"Pronte sanzioni più dure per Mosca"

Videoconferenza di Obama con i leader europei: tutti d'accordo, Putin boicotta l'intesa di Ginevra

"Pronte sanzioni più dure per Mosca"

È durata poche ore la sospensione delle operazioni militari lanciate dalle autorità di Kiev per riprendere il controllo delle posizioni conquistate dai miliziani filorussi e dai loro più o meno occulti spalleggiatori giunti da oltrefrontiera. La cittadina di Slaviansk, principale roccaforte dei separatisti, è stata circondata da truppe ucraine «per impedire l'afflusso di rinforzi». I gruppi armati che controllano Slaviansk hanno reagito sequestrando 13 membri della missione dell'Osce (tra cui 4 tedeschi) e assicurano di voler combattere «fino all'ultima goccia di sangue».

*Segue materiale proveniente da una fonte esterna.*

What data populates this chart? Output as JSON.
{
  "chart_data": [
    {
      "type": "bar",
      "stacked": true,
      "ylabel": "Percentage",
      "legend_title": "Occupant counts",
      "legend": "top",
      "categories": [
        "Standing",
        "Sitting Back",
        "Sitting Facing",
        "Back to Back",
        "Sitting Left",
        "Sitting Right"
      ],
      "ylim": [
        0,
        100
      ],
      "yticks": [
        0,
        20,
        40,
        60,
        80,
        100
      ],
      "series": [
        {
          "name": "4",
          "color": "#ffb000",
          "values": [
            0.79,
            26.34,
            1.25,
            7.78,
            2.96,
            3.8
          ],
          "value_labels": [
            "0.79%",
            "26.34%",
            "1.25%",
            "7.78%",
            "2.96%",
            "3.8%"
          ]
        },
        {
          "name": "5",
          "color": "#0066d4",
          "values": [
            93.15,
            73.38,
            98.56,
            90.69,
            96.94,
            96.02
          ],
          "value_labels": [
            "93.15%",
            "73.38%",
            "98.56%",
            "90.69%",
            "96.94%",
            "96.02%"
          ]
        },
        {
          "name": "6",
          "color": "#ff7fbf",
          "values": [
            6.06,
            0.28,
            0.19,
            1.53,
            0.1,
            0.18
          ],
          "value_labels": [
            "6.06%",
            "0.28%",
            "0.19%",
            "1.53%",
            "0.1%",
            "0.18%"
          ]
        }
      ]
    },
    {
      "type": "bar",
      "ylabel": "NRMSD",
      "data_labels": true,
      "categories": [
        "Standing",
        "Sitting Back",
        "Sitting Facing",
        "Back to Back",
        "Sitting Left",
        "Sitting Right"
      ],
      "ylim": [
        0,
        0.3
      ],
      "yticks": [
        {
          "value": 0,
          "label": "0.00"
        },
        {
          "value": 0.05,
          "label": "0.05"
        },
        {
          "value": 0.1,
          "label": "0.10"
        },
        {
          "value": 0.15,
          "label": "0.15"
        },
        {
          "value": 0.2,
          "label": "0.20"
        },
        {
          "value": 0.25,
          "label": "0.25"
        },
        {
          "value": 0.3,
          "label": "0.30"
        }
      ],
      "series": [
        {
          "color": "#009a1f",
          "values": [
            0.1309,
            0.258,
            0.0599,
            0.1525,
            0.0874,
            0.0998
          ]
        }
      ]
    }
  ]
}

Più probabilmente, contano di resistere fino allo sperato arrivo delle truppe russe che sono segnalate a un solo chilometro dal confine. Se davvero lo varcassero, le forze inviate da Kiev potrebbero fare ben poco per resistere, ma le conseguenze sugli equilibri internazionali sarebbero drammatiche. Ne hanno parlato ieri in videoconferenza il presidente americano Barack Obama e i leader dei quattro principali Paesi europei, la tedesca Angela Merkel, il britannico David Cameron, il francese François Hollande e Matteo Renzi per l'Italia. Al termine della discussione è stato diffuso un appello al presidente russo Vladimir Putin perché «scelga una soluzione pacifica della crisi in Ucraina, compresa l'attuazione dell'intesa di Ginevra». Ma soprattutto Obama ha annunciato «il completo accordo tra l'Unione Europea e il G7 (che include Stati Uniti, Canada e Giappone, n.d.r.) per l'imposizione di nuove sanzioni mirate contro la Russia».

Il giudizio dei leader occidentali è che Kiev abbia dato seguito all'intesa di Ginevra dello scorso 17 aprile, mentre Mosca ne avrebbe fatto carta straccia: non solo non richiamando i gruppi armati a deporre le armi e ad abbandonare gli edifici pubblici occupati a Donetsk, Luhansk e in altre città, ma anche fomentando «un'escalation della situazione attraverso una retorica preoccupante ed esercitazioni militari che minacciano i confini dell'Ucraina». Ben diverso il punto di vista di Mosca, espresso dal ministro degli Esteri Sergei Lavrov: l'Occidente «punta a prendere il controllo dell'Ucraina per le proprie ambizioni politiche». Le milizie filorusse nell'Est del Paese, dunque, «saranno pronte» a deporre le armi e a lasciare i palazzi «solo se le autorità di Kiev si occuperanno di attuare gli accordi, sgombrare il vergognoso Maidan e liberare i palazzi che sono stati illegalmente conquistati».

Per discutere della preoccupante situazione in Ucraina sarà convocata una riunione dei ministri degli Esteri dell'Ue tra martedì e venerdì prossimi. In discussione ci saranno inevitabilmente non solo le conseguenze geopolitiche del confronto con una Russia sempre più avversaria e sempre meno partner, ma anche quelle economiche. In diversi Paesi europei ci si rende conto che l'aver reso le proprie economie strettamente interconnesse con quella russa (anche sotto il delicato profilo delle forniture energetiche) espone a gravi rischi.

Quando i posti di lavoro scompaiono e le Borse affondano (ieri - 1,73% a Milano, con dati negativi in tutta Europa) ci si ricorda meno volentieri che prima delle convenienze economiche dovrebbe venire la coerente difesa di quei principi che ci consentono di definirci Paesi democratici. Non sono fisime astratte come tanti pensano: se la priorità assoluta diventa l'interesse a commerciare con chi usa le armi contro i propri vicini c'è il rischio che un giorno quelle stesse armi finiscano con l'essere usate contro di noi.

Di questo certamente parlerà oggi a Roma, dove sarà ricevuto da Renzi e da Papa Francesco, il premier ucraino Arseny Yatsenyuk, che accusa Putin di esser «pronto a scatenare una terza guerra mondiale».

Questi europei dell'Est sono un po' le nostre cattive coscienze: avendole sperimentate in casa propria, ci ricordano certe abitudini dei russi che preferiamo dimenticare. Ieri l'ha fatto anche il premier polacco Donald Tusk, ammonendo l'Europa a «prepararsi al peggio», che potrebbe includere un'ondata di profughi dall'Ucraina (eventualmente) invasa.